Statham Laboratories was a long-running manufacturer of chemistry sets. The firm was founded in 1835 as ‘William Edward Statham and Son’, druggist to the Royal Household. They introduced their first set in 1839 called ‘Statham’s Students’ Chemical Laboratory’, which remained on sale until 1900.

The Science Museum has one dating from around the 1870s, complete with (now carefully managed) hazardous substances.

Statham’s ‘Students’ chemical laboratory’, c. 1870s
Statham’s ‘Students’ chemical laboratory’, c. 1870s

Chemistry sets boomed in the middle decades of the twentieth century. They were almost invariably marketed at boys, reflecting the gender politics of science at the time.
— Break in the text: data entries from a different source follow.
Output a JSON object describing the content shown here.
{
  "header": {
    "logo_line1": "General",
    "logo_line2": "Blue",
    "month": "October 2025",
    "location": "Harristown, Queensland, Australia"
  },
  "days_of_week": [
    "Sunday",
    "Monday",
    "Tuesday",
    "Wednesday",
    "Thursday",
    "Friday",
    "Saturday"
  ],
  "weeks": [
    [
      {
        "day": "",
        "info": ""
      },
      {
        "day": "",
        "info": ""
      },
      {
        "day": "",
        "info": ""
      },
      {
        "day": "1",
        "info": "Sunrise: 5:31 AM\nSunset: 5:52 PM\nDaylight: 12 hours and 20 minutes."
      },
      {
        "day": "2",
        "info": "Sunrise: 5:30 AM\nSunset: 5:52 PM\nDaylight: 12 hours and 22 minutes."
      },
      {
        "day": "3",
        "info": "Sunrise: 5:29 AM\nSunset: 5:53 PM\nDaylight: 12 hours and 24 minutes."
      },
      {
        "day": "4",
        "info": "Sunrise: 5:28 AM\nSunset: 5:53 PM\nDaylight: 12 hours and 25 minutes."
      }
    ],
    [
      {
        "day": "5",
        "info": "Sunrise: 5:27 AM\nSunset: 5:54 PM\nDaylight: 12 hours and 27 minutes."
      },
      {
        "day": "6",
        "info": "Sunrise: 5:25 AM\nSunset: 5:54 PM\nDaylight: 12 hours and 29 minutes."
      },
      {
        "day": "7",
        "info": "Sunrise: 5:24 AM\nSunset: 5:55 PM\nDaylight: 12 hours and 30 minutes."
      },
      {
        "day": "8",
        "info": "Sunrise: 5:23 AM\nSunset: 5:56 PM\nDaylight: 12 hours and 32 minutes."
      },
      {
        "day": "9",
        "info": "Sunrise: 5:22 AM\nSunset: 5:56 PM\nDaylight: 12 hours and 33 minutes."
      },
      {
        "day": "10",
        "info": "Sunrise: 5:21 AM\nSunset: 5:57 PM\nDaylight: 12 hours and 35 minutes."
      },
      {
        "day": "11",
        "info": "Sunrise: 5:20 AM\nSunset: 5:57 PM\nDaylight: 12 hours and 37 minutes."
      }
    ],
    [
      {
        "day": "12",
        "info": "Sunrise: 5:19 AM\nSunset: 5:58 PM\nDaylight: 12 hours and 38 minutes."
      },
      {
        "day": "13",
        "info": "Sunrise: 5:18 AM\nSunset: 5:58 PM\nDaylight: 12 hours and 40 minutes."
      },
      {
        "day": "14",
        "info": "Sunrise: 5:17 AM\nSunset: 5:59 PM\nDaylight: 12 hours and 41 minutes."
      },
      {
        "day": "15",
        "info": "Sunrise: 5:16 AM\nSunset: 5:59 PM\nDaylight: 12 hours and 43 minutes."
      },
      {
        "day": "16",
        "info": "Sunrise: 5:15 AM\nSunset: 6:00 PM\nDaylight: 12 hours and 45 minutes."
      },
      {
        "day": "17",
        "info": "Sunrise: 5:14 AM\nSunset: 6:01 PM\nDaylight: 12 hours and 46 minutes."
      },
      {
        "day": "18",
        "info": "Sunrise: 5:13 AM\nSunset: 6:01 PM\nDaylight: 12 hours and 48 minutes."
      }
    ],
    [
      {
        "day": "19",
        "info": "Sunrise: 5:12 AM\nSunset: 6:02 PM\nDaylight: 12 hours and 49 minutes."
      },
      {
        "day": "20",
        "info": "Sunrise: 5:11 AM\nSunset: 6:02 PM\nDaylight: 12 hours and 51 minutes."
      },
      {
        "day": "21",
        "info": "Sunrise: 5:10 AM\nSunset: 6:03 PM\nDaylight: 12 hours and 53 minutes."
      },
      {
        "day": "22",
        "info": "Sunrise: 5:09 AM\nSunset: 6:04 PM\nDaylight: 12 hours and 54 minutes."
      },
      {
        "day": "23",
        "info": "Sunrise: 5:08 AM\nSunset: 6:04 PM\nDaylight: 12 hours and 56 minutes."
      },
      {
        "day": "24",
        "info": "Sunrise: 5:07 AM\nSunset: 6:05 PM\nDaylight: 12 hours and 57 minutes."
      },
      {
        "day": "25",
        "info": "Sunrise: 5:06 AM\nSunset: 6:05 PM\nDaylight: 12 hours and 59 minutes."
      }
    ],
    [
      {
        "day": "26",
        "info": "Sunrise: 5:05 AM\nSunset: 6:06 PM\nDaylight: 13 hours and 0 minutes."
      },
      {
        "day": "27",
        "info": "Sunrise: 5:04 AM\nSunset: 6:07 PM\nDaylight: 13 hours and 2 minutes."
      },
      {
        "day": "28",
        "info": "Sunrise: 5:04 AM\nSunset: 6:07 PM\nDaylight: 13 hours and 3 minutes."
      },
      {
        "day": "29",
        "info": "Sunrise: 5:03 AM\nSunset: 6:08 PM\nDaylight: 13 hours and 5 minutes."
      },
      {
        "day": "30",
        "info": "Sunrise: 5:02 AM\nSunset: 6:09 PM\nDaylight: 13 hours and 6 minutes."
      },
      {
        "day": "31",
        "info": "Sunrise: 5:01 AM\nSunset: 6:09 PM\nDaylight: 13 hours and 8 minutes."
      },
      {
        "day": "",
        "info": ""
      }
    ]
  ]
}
But that’s not to say girls didn’t encounter them at all. Dorothy Hodgkin was given one by a family friend, Sudan’s government chemist A. F. Joseph, at the age of 10, which would form the basis of her childhood laboratory in her home’s attic.

Rosalind Henley, a lesser known chemist, set-up her childhood set in the stables of her home: ‘The inhabitants [horses?] … were not only alarmed by the smells … I remember at least one explosion that came quite close to a disaster’.

Basements, attics, garages and sheds were the spaces where home chemistry took place.

Many Nobel laureates cite chemistry sets as the catalyst for their careers. It has become such a trope of scientific biography that chemists feel the need to admit if they haven’t had such an experience, as Sally Horrocks has found working on the British Library’s voices of science project.

The 1970s witnessed a decline in the chemistry set, in the wake of increasing environmental concerns around the chemical industry and new legislation in health and safety.

New Scientist published a damning review of two sets in 1976, which included one we have in the collection: Merit’s Chemistry’s Set 2.

Merit chemistry set, 1967-1975
Merit chemistry set, 1967-1975

It is ‘almost unbelievably old fashioned’, they wrote. ‘The cover picture shows a schoolboy with clothes and hair style of 1935, and without safety spectacles, laboratory coat or even apron’.

As well as lacking in safety instructions, the set’s handbook was judged to be inadequate in terms of education and also ‘a bore’.

In recent years there has been somewhat of a re-emergence of chemistry sets, with some of the more high-end examples including glassware and actual chemicals. For those budding Heston Blumenthal children who want to go down a molecular gastronomy route, there are even sets for them too, bringing a whole new meaning to ‘kitchen chemistry’.